By 1937, Fitzgerald was out of money. To finance their way of life — clothes and travel, Zelda’s hospitalization, Scottie’s private school and then Vassar College — he returned to Hollywood. He began dating Sheilah Graham, a gossip columnist, but his love for Zelda remained. “Oh, Zelda,” he wrote. “Once we were one person and always it will be a little that way.” Zelda reflected: “And I love, always your fine writing talent, your tolerance and generosity. . . . Nothing could have saved our life.”
The last time they were together, on an ill-fated, alcohol-fueled trip to Cuba in April 1939, ended with Scott hospitalized in Manhattan and Zelda having to find her way back to her sanitarium in Asheville, N.C. Returning to Hollywood, Fitzgerald barely scraped by as studios balked at hiring him because of his drinking.
A nadir came in 1940. “[M]y God,” Fitzgerald wrote to Zelda, “I am a forgotten man. ‘Gatsby’ had to be taken out of the Modern Library because it didn’t sell.” Still, he forged ahead on a new novel, “The Last Tycoon.” “I am deep in the novel,” he wrote to Zelda, who, having been discharged, lived in her family home in Montgomery.
In a letter in early December, Fitzgerald mentioned a heart problem. “This is not a major attack but seems to have come on gradually.” Another letter: “The cardiogram shows that my heart is repairing itself.” But, on Dec. 21, 1940, as he visited with Graham, Fitzgerald collapsed from a heart attack.
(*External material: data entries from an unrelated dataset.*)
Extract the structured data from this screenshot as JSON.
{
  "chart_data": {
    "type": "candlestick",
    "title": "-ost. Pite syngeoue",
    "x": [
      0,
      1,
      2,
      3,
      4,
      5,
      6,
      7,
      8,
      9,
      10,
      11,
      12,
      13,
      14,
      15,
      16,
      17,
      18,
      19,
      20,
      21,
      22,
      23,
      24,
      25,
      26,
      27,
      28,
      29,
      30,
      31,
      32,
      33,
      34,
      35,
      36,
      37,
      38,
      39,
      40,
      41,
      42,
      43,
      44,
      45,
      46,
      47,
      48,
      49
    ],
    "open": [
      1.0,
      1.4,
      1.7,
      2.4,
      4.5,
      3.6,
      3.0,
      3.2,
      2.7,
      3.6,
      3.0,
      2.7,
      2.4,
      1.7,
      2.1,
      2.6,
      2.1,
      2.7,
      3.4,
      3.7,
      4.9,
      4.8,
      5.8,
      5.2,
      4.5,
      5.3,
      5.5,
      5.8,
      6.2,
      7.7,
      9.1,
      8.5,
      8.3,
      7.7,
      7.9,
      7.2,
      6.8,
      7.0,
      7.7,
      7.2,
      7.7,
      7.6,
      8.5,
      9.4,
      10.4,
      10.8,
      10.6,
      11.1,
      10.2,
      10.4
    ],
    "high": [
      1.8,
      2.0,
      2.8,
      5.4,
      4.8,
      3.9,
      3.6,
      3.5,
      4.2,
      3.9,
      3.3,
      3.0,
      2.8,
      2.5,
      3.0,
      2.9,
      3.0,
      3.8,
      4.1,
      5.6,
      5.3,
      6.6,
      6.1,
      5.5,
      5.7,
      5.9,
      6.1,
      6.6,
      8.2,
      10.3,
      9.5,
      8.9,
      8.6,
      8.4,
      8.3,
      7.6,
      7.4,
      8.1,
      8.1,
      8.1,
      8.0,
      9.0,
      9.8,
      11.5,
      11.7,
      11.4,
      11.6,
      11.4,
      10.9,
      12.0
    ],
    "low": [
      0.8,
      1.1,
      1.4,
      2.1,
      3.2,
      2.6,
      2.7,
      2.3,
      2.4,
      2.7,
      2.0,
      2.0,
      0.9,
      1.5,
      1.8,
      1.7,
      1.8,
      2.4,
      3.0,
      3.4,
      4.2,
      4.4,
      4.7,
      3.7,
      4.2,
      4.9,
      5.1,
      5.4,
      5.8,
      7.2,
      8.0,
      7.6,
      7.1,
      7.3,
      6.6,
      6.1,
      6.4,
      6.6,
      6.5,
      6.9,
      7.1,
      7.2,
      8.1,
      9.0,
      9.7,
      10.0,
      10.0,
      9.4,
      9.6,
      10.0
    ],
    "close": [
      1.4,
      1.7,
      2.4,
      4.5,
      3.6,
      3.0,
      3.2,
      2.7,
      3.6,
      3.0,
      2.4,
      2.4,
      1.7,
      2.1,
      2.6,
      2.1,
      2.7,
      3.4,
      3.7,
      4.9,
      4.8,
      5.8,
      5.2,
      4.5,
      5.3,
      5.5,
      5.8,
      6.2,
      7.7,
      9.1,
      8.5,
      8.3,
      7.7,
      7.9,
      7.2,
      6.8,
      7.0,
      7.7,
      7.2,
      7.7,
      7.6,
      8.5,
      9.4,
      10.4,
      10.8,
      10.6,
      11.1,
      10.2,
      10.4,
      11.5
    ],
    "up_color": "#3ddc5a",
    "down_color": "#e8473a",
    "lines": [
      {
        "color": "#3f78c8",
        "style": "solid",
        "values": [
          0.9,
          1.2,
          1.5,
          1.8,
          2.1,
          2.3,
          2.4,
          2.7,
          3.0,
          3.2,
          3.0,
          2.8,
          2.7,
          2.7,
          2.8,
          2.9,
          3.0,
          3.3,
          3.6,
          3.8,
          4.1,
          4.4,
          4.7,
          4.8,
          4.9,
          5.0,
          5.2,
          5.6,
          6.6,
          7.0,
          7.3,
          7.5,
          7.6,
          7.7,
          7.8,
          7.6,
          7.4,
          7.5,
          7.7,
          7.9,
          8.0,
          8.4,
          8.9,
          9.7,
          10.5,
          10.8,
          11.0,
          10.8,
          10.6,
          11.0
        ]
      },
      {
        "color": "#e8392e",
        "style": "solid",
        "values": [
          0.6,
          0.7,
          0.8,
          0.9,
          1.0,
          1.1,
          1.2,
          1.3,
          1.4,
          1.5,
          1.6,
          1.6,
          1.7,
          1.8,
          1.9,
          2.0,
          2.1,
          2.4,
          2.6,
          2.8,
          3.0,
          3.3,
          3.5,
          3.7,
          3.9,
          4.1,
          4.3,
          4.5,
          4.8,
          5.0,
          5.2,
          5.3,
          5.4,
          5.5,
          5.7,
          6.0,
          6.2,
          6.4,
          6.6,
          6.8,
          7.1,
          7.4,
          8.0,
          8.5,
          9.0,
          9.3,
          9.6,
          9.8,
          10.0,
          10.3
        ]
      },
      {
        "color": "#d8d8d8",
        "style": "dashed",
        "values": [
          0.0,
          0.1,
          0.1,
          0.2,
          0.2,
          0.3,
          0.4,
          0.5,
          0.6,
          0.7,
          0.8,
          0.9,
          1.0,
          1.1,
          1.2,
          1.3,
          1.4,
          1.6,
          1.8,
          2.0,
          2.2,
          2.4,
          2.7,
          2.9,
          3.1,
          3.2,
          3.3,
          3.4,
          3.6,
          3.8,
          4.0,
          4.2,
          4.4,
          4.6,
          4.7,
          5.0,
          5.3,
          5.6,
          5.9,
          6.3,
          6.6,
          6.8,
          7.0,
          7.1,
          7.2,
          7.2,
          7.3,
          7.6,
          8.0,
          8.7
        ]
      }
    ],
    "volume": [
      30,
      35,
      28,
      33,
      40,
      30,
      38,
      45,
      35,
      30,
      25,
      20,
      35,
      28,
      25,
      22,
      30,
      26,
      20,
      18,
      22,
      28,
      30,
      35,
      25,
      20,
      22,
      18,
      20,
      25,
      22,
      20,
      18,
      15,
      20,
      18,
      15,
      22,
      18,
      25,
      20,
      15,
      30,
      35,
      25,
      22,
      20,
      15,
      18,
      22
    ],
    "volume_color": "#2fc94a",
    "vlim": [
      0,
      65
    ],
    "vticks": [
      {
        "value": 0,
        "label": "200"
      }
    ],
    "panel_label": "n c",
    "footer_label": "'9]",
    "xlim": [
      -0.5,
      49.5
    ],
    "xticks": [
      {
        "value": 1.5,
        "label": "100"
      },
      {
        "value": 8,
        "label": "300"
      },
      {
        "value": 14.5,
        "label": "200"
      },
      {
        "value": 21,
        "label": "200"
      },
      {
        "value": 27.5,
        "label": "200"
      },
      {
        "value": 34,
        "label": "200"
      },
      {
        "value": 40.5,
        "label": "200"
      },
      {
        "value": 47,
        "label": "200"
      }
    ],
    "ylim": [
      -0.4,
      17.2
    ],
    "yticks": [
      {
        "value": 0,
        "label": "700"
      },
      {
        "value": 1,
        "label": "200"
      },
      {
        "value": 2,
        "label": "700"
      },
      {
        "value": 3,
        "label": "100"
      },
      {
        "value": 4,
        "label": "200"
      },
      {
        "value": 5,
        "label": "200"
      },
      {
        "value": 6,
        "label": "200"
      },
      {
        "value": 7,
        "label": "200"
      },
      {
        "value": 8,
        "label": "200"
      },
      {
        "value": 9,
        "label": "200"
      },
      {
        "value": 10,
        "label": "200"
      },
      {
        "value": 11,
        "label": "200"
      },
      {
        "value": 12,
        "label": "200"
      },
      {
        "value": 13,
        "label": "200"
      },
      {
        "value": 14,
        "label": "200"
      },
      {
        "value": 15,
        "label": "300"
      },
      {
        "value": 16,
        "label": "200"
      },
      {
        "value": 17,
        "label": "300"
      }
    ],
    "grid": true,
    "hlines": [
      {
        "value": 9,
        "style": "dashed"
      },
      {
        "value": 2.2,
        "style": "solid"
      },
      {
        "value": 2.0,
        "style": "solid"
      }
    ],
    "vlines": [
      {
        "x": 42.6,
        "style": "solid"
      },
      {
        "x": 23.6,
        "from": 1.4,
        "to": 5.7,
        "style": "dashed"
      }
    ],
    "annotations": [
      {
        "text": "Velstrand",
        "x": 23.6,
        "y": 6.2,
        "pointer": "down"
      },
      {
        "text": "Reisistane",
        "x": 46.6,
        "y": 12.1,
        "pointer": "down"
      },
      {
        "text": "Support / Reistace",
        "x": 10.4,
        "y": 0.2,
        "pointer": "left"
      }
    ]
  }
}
He died before an ambulance could arrive.
Over the years, myths have emerged around their romance — Zelda drove Scott to drink, Scott pushed Zelda into madness — but their letters portray something else: a singular, enigmatic connection. “Scott and Zelda stayed in love until the day they died,” Eleanor Lanahan, their granddaughter, writes in a moving introduction to their exceptional letters. “Perhaps it became an impossible and impractical love . . . but it was a bond that united them forever.”
Paul Alexander is the author of seven books, among them “Rough Magic” and “Salinger.” He teaches at Fordham University and Hunter College in New York City.